I have a large project that I'm working on as part of a team of 10 developers, and there are several configuration files and other settings-related files that need to be different for every one of us.
I know the obvious solution to this is to not source control those files at all, either by adding them to .gitignore
files or by adding them to <project root dir>/.git/info/exclude
.
The problems with those approaches are:
- The files are already in source control, which means
.git/info/exclude
won't work. - My teammates refuse to introduce
.gitignore
files, for various reasons that I won't bore you with.
So after some research I came across the git update-index
command and its --assume-unchanged
option, which seemed perfect for my use case. I now have the troublesome files marked with that, and also have a post-checkout
hook that copies my own local copies of the files from an external directory, into the correct places every time I checkout.
This mostly works, and has the following benefits:
- My settings are always correct for my local dev environment.
- The Git changes window in Visual Studio remains clear of those files, meaning that I can't accidentally forget to not stage them before a commit (I'm used to always staging and committing everything in one fell swoop).
The only problem is that sometimes, for some strange reason completely beyond my understanding, git seems to "forget" that I have explicitly told it to ignore those files, resulting in the following:
- Make some changes to files that I eventually want to commit.

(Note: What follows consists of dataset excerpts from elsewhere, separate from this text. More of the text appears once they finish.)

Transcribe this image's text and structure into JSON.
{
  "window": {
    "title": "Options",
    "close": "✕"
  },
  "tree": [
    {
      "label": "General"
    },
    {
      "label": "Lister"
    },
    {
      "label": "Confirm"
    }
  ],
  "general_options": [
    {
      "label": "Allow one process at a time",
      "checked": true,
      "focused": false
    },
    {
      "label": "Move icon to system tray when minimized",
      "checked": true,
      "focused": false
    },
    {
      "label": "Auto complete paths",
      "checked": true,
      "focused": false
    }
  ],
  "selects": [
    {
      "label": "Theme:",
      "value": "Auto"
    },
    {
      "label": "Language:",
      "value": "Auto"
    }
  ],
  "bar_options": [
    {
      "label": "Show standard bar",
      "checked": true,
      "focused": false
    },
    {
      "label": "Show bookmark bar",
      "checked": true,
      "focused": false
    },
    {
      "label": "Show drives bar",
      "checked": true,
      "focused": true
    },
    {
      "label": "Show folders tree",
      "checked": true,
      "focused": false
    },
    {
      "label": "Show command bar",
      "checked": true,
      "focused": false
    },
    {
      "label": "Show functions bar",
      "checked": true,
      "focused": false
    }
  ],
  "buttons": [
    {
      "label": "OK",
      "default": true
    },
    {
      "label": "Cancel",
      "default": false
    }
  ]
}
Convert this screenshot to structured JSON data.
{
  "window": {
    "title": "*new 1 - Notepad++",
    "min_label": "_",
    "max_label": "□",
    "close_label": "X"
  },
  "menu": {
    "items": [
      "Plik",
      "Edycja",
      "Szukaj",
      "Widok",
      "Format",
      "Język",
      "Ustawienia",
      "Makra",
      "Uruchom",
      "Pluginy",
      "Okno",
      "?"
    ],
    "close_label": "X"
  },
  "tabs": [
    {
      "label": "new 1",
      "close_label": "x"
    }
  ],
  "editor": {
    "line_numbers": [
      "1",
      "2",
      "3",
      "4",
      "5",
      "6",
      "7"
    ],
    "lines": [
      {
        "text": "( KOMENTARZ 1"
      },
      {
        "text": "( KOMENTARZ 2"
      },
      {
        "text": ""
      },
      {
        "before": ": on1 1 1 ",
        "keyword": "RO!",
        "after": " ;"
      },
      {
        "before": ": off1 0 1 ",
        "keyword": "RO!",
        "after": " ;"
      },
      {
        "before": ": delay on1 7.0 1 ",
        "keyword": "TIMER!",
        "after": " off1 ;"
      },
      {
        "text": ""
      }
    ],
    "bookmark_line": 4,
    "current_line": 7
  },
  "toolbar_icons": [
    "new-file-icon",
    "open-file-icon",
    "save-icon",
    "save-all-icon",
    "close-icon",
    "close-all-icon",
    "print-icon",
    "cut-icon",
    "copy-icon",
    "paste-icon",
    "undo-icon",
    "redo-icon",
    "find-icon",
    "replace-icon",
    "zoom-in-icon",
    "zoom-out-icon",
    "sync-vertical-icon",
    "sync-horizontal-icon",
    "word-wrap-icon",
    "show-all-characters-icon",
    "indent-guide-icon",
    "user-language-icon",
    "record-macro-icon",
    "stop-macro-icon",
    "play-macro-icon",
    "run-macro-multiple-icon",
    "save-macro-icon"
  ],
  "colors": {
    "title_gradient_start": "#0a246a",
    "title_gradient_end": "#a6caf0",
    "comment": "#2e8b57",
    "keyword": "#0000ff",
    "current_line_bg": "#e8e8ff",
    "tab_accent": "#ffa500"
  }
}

- The boss comes along and says "this critical bug has just popped up, drop everything and fix it immediately!" so I
git stash
,git checkout master
and attempt togit pull
1. - Git tells me
error: Your local changes to the following files would be overwritten by merge: <list of files>
. - After swearing at and bashing the keyboard for 5 minutes, I realise that I need to
git update-index --no-assume-unchanged <list of files>
, thengit checkout -- <list of files>
, thengit pull
, then finallygit checkout -b new-bugfix-branch
1.
So why does this happen, and is there a better way to achieve the results mentioned above? MTIA :-)
1: Running these commands is not how I actually do things; as hinted at before I use the Git Changes window to do almost-everything Git-related, and only resort to full terminal commands when absolutely necessary. But the actions that I would take in said UI are equivalent to the commands given.